Earlier this year, Intel and Nokia announced a new joint project called MeeGo. Behind this slightly funny-sounding name was an open-source OS based on Linux and aimed at mobile platforms, such as tablets, netbooks and high-end smartphones. Actually, Intel and Nokia merged their Moblin and Maemo projects (respectively) to create MeeGo. This came as a bit of a surprise, because Nokia was using ARM chips at the time—and actually still is, as far as I'm aware—not x86. Nokia probably intends to use Atom in its products at some point, and that was the motivation behind MeeGo. As for Intel, the aim was to develop a new mobile OS highly optimized for Atom, in order to have something that actually runs well on a such a slow processor.
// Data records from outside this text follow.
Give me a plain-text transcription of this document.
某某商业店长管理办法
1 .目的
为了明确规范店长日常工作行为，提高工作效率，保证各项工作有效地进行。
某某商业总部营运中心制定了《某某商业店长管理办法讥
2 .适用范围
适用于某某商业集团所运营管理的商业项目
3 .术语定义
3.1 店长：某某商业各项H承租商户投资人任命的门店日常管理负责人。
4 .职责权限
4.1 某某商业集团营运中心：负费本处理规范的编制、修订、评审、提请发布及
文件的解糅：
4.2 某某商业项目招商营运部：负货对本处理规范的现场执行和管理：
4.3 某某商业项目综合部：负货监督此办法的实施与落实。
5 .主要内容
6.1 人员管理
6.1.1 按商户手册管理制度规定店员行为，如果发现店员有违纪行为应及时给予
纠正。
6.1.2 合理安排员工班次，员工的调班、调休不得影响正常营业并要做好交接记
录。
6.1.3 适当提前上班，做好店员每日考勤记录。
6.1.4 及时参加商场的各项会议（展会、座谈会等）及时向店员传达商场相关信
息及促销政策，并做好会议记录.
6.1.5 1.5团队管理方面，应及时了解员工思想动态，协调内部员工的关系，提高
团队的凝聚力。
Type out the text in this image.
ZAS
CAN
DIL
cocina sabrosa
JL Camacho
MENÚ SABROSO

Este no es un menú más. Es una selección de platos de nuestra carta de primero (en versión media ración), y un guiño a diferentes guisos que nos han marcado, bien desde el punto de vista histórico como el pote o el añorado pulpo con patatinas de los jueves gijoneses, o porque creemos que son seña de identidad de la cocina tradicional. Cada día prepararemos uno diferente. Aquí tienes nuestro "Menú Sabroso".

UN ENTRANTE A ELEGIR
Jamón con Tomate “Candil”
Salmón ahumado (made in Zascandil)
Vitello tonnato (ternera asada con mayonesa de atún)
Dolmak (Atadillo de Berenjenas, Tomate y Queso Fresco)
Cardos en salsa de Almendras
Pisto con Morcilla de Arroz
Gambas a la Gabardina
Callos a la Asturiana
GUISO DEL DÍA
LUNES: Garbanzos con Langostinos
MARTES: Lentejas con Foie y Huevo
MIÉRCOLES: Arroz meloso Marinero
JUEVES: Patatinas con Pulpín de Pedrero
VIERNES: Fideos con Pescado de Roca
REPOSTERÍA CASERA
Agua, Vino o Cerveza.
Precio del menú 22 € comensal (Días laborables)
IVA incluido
And in a surprising turn of events, AMD has just joined the MeeGo project. This is surprising because MeeGo was perceived as an Intel thing, but if you think about it, it makes a lot of sense. AMD is about to release a new APU (Zacate/Ontario, or Zacario as I like to call it) and would greatly benefit from a mobile OS highly tuned for it, even though it seems to run Windows 7 fairly smoothly. Plus, AMD has been pretty vocal lately about embracing open standards, and in that sense, their joining MeeGo is a big deal, because it effectively makes it a PC standard: both major x86 players are now behind it. Since Nokia intends to use it on its smartphones, ARM processors are supported as well, and of course optimized for. So you could even say it's now a mobile computing standard.
MeeGo still has a long way to go before it can get serious market share, but with support from both Intel and AMD, it could turn out to be the Android of netbooks… except Google is working on just that, and calling it Chrome OS. It will be interesting to see how things turn out, but it's safe to say that mobile users will "soon" have a couple more interesting alternatives.